In a speech on the Senate floor Tuesday, Sen. Tim Kaine (D., Va.) blamed the United States, specifically the Virginia General Assembly, for inventing slavery.
"The United States didn't inherit slavery from anybody. We created it," Kaine said. "It got created by the Virginia General Assembly and the legislatures of other states." He added that the country needs to do "much more" to "dismantle the structures of racism that our federal, state, and local governments erected and maintained over centuries."
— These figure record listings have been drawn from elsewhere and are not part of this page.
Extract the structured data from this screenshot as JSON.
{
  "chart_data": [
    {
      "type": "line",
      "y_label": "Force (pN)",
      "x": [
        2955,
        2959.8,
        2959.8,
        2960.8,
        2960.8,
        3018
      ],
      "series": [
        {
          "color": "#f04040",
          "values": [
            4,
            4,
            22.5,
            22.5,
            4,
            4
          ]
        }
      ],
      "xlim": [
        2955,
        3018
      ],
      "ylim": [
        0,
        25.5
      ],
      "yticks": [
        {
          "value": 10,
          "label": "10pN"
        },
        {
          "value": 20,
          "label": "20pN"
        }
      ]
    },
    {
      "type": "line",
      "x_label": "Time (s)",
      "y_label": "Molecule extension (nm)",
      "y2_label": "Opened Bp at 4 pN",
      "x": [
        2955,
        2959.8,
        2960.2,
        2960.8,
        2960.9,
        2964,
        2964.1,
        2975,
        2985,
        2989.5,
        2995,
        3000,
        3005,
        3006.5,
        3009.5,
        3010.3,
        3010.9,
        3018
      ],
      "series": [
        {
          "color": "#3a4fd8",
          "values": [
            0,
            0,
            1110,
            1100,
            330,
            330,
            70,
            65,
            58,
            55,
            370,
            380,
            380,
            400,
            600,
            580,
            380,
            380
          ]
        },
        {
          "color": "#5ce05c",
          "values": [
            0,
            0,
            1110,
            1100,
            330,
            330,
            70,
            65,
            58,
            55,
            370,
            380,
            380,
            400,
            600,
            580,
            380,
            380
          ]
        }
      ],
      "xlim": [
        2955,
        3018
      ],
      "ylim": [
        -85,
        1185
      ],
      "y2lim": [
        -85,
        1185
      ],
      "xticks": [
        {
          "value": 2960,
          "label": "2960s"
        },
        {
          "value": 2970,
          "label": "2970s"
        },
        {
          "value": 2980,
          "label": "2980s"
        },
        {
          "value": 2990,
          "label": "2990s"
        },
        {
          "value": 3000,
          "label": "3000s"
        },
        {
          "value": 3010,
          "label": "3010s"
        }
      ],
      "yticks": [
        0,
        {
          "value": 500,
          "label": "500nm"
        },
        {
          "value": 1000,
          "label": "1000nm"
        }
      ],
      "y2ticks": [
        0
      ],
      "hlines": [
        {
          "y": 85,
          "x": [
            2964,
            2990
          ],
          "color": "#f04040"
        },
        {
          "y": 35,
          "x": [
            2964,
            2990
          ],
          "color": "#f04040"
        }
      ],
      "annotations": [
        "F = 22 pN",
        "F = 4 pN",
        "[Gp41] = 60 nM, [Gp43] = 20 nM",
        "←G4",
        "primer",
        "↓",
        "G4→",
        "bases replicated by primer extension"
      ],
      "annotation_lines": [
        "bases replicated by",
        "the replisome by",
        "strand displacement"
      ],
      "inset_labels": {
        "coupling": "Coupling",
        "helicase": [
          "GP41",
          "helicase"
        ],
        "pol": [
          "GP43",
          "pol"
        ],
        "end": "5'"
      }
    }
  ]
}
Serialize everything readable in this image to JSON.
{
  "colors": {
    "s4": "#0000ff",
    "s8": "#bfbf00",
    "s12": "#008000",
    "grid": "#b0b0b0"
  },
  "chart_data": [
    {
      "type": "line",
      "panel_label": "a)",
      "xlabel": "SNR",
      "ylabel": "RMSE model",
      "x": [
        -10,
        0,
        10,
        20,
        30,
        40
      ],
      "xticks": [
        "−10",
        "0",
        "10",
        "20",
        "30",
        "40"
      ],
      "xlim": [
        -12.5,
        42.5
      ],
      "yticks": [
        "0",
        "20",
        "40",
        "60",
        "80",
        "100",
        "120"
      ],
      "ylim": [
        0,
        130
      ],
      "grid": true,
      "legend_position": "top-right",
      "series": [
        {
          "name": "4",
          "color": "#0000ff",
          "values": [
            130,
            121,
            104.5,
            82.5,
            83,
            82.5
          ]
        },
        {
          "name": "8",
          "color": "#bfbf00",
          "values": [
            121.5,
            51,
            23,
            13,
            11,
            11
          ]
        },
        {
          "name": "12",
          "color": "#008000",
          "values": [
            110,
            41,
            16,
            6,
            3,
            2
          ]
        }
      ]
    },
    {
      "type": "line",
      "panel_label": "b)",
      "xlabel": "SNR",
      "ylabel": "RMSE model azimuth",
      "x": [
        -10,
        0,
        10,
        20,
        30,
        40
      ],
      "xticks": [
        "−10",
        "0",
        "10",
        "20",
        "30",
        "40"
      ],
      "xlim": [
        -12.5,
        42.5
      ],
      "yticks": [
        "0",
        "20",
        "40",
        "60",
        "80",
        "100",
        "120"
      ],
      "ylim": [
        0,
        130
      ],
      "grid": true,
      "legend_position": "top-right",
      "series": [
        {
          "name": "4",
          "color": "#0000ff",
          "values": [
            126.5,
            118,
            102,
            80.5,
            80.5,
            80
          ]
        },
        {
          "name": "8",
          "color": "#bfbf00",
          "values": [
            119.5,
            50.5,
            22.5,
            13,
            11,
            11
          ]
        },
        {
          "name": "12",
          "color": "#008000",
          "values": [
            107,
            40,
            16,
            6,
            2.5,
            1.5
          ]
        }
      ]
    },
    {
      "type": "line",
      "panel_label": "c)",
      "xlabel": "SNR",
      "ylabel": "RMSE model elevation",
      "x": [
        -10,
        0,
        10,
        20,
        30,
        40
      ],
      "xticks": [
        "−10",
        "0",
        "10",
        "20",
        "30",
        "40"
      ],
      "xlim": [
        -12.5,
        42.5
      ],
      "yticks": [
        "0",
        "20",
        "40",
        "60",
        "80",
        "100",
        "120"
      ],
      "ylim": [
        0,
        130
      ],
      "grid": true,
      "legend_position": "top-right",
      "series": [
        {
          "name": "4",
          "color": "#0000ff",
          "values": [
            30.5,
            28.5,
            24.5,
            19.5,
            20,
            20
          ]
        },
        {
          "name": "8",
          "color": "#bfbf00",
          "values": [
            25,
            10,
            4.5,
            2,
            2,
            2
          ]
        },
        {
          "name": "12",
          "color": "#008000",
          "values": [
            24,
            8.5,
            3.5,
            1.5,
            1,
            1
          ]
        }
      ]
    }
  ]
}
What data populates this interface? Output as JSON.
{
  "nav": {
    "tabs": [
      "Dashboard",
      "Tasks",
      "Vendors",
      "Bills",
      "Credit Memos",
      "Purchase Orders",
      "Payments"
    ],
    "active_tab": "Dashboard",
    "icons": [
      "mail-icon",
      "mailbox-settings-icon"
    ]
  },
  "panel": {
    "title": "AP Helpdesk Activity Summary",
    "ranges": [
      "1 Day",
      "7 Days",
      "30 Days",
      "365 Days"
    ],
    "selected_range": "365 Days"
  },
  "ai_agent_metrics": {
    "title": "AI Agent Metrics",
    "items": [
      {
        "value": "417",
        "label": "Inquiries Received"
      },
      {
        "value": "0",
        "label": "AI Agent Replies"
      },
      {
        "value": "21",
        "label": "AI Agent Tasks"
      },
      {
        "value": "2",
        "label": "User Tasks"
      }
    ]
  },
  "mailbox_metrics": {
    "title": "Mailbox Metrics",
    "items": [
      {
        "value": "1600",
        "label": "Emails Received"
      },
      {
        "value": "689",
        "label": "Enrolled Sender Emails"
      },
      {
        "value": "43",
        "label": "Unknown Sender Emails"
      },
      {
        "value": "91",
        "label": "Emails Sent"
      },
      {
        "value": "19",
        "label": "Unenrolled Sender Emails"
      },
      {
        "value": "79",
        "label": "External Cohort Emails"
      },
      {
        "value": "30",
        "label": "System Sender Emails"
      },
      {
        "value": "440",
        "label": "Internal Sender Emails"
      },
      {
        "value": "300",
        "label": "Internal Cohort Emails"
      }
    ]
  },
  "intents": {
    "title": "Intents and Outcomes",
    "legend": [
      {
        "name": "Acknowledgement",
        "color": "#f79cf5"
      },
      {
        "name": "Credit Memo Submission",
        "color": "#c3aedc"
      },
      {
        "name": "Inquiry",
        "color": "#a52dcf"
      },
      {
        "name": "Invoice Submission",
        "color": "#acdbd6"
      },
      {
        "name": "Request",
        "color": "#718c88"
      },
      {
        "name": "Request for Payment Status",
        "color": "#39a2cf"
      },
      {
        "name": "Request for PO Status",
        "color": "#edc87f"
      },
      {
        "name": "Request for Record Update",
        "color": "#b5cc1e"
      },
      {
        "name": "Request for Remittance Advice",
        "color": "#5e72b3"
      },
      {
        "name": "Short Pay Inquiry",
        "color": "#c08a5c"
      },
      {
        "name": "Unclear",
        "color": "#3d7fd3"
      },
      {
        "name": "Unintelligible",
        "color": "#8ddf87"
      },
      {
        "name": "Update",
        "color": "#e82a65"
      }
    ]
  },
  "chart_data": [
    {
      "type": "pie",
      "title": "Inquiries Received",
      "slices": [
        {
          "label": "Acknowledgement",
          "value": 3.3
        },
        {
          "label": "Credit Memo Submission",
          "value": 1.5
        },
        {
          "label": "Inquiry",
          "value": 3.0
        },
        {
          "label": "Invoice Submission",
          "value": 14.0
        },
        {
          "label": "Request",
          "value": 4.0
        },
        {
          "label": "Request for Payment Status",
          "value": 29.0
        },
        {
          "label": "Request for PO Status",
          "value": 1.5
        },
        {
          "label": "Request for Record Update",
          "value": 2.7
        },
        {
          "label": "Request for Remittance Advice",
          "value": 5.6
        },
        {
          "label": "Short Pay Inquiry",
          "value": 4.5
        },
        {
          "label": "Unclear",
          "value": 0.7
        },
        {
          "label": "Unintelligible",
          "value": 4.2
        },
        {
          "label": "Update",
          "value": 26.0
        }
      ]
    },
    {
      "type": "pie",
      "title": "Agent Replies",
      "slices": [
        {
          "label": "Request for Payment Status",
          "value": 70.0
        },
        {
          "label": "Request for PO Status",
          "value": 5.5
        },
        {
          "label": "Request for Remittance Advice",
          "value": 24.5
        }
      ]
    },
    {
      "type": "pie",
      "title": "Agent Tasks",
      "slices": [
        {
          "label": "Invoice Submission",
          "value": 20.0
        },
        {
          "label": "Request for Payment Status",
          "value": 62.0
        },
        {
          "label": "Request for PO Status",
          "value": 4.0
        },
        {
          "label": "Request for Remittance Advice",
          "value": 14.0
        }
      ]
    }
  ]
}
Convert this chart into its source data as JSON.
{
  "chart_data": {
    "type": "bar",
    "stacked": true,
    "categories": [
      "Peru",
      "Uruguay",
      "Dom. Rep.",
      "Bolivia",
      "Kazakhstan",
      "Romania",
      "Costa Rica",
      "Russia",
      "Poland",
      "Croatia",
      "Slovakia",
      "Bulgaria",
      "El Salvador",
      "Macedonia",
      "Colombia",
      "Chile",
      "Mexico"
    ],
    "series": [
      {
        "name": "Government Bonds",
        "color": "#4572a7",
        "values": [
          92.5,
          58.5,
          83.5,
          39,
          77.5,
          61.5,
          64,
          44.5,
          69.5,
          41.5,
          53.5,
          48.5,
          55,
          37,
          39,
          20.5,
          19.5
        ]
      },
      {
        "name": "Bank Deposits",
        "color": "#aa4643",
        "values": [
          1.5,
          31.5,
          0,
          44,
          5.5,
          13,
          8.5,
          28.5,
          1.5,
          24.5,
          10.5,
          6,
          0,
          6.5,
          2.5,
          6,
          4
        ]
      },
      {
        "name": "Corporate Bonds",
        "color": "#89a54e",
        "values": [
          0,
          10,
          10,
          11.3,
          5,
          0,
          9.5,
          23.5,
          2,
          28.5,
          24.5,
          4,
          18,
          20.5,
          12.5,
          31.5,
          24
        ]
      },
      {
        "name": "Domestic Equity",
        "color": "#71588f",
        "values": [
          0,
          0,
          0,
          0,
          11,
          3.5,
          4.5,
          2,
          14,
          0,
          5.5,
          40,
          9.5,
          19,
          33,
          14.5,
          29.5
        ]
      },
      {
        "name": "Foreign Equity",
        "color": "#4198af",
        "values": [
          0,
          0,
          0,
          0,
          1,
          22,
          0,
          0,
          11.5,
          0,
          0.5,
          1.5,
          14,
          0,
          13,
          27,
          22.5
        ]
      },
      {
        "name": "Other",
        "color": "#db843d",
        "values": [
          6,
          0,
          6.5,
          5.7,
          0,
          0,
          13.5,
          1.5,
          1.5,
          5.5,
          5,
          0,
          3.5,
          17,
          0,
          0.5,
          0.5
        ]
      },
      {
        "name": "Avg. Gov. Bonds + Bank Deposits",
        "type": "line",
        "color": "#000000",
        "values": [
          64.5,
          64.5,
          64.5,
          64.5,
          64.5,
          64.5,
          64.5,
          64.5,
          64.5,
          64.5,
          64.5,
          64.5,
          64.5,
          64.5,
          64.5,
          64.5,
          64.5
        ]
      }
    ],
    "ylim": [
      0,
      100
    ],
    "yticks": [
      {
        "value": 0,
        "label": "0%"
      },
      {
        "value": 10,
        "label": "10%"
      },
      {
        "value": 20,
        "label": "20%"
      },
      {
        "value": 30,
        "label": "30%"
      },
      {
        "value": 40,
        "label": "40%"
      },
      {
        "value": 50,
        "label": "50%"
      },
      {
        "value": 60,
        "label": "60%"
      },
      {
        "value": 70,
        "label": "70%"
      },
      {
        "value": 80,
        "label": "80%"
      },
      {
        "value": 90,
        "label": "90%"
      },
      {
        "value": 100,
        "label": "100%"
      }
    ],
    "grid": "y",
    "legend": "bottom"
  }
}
Kaine, who was Hillary Clinton's running mate in 2016, spoke in support of the Justice in Policing Act of 2020. The bill would implement police reform on a national level by banning choke holds, requiring police officers to use body cameras, and mandating training on racial profiling. Kaine, along with Democratic colleagues Sens. Cory Booker (N.J.) and Kamala Harris (Calif.), introduced the bill last week amid widespread protests over racial injustice and calls to defund and abolish the police following the deaths of George Floyd, Breonna Taylor, and others.
Referencing the New York Times magazine's controversial 1619 Project, Kaine noted that the English brought the first slaves to Point Comfort, Virginia, in 1619, and then began implementing laws enforcing slavery in the colonies. He cited that year as the beginning of slavery.
Though some historians have pointed to inaccuracies in the 1619 Project's retelling of the American founding, writer Nikole Hannah-Jones won a Pulitzer Prize for her work in May. Many public schools across the country have added the 1619 Project to their curricula.
Slavery is mentioned in the Code of Hammurabi, the oldest-known law code, which was written in approximately 1760 B.C.—over 3,300 years before slavery began in the United States. The existence of slavery is also well-documented in Europe, the Middle East, and Africa.